I just did something very curious and quaint. I wrote a letter.
My mother gave me what turned out to be, by an accident of timing, a birthday gift of stationery. She sent my signature to calligrapher (or “letterist,” as she calls herself) Eliza Holliday, both a fine artist and a commercial designer, who let it inspire her personalized design. (I’ll scan and post a sheet tomorrow.) After an enjoyable back-and-forth in which Eliza sent me an assortment of samples and musings and I told her what I liked best, the finished paper and envelopes arrived today. I couldn’t very well send my mom an e-mail thank-you note. So I sat down to the unaccustomed and awkward task of writing an actual letter with a pen on paper – an act that used to be second nature to me, in fact one of my favorite things to do.

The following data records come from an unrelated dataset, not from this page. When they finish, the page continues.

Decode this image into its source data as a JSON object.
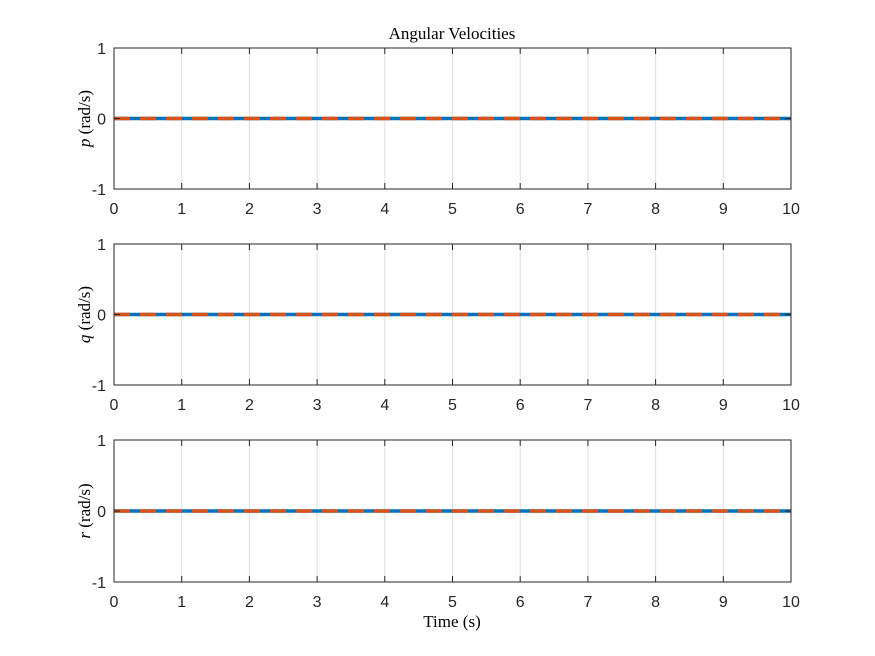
{
  "chart_data": {
    "type": "line",
    "title": "Angular Velocities",
    "xlabel": "Time (s)",
    "grid": "vertical",
    "colors": {
      "series_blue": "#0072BD",
      "series_orange": "#D95319",
      "axis": "#262626",
      "grid": "#DFDFDF"
    },
    "subplots": [
      {
        "ylabel_var": "p",
        "ylabel_unit": "(rad/s)",
        "xlim": [
          0,
          10
        ],
        "ylim": [
          -1,
          1
        ],
        "xticks": [
          "0",
          "1",
          "2",
          "3",
          "4",
          "5",
          "6",
          "7",
          "8",
          "9",
          "10"
        ],
        "yticks": [
          "-1",
          "0",
          "1"
        ],
        "series": [
          {
            "color": "#0072BD",
            "style": "solid",
            "x": [
              0,
              10
            ],
            "y": [
              0,
              0
            ]
          },
          {
            "color": "#D95319",
            "style": "dashed",
            "x": [
              0,
              10
            ],
            "y": [
              0,
              0
            ]
          }
        ]
      },
      {
        "ylabel_var": "q",
        "ylabel_unit": "(rad/s)",
        "xlim": [
          0,
          10
        ],
        "ylim": [
          -1,
          1
        ],
        "xticks": [
          "0",
          "1",
          "2",
          "3",
          "4",
          "5",
          "6",
          "7",
          "8",
          "9",
          "10"
        ],
        "yticks": [
          "-1",
          "0",
          "1"
        ],
        "series": [
          {
            "color": "#0072BD",
            "style": "solid",
            "x": [
              0,
              10
            ],
            "y": [
              0,
              0
            ]
          },
          {
            "color": "#D95319",
            "style": "dashed",
            "x": [
              0,
              10
            ],
            "y": [
              0,
              0
            ]
          }
        ]
      },
      {
        "ylabel_var": "r",
        "ylabel_unit": "(rad/s)",
        "xlim": [
          0,
          10
        ],
        "ylim": [
          -1,
          1
        ],
        "xticks": [
          "0",
          "1",
          "2",
          "3",
          "4",
          "5",
          "6",
          "7",
          "8",
          "9",
          "10"
        ],
        "yticks": [
          "-1",
          "0",
          "1"
        ],
        "series": [
          {
            "color": "#0072BD",
            "style": "solid",
            "x": [
              0,
              10
            ],
            "y": [
              0,
              0
            ]
          },
          {
            "color": "#D95319",
            "style": "dashed",
            "x": [
              0,
              10
            ],
            "y": [
              0,
              0
            ]
          }
        ]
      }
    ]
  }
}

Several things struck me as uncomfortable about it. How do you start?? The paper itself seemed to demand the formal beginning “Dear ________,” but while that form ironically feels right for a business letter – to someone who isn’t “dear” to you at all – it seems absurdly posed and mannered for talking with anyone who is dear. So I just plunged in without a salutation. Like . . . like an e-mail.
Then — how slow the pen is! There ought to be a Latin motto, like “Ars longa, vita brevis,” that says “Life is fast (or the mind is fast), but the pen is slow.” “Vita celer (or mens celer), penicullus tardus,” or something like that. The pen is tardier than the word.
And what do you say? To feel like you’re “just talking” in any medium, you have to forget the medium. How were we ever able to forget pen and paper? They’re so physical. Writing by hand is, not surprisingly, a handcraft. It’s more like woodcarving than it is like thinking or talking. That used to be one of its great pleasures. How easily and arrogantly the mind cast that off! Writing on the computer feels almost as unfettered as aerobatics. The illusion of utter freedom is directly proportionate to the complexity of the technology you depend on.
Finally, there’s – an end to the page! It makes you think about cutting your letter short, or even preplanning it to fit the Procrustean dimensions of the paper. Your thought is subject to an external constraint, analogous to society’s roles and manners before it became so indulgent, if not adoring, of the individual. A letter on stationery sets self-expression within bounds, within a conventional frame.
Hell, even putting it in the envelope feels clumsy. And going downstairs to the mailbox? And waiting for the recipient to get it??
I’m a little shocked at how adaptable and faithless I’ve turned out to be. With this stationery, I hope to rediscover the pleasures of writing a letter, and to get a better sense of what I’ve lost, as well as gained, by taking up a new instrument.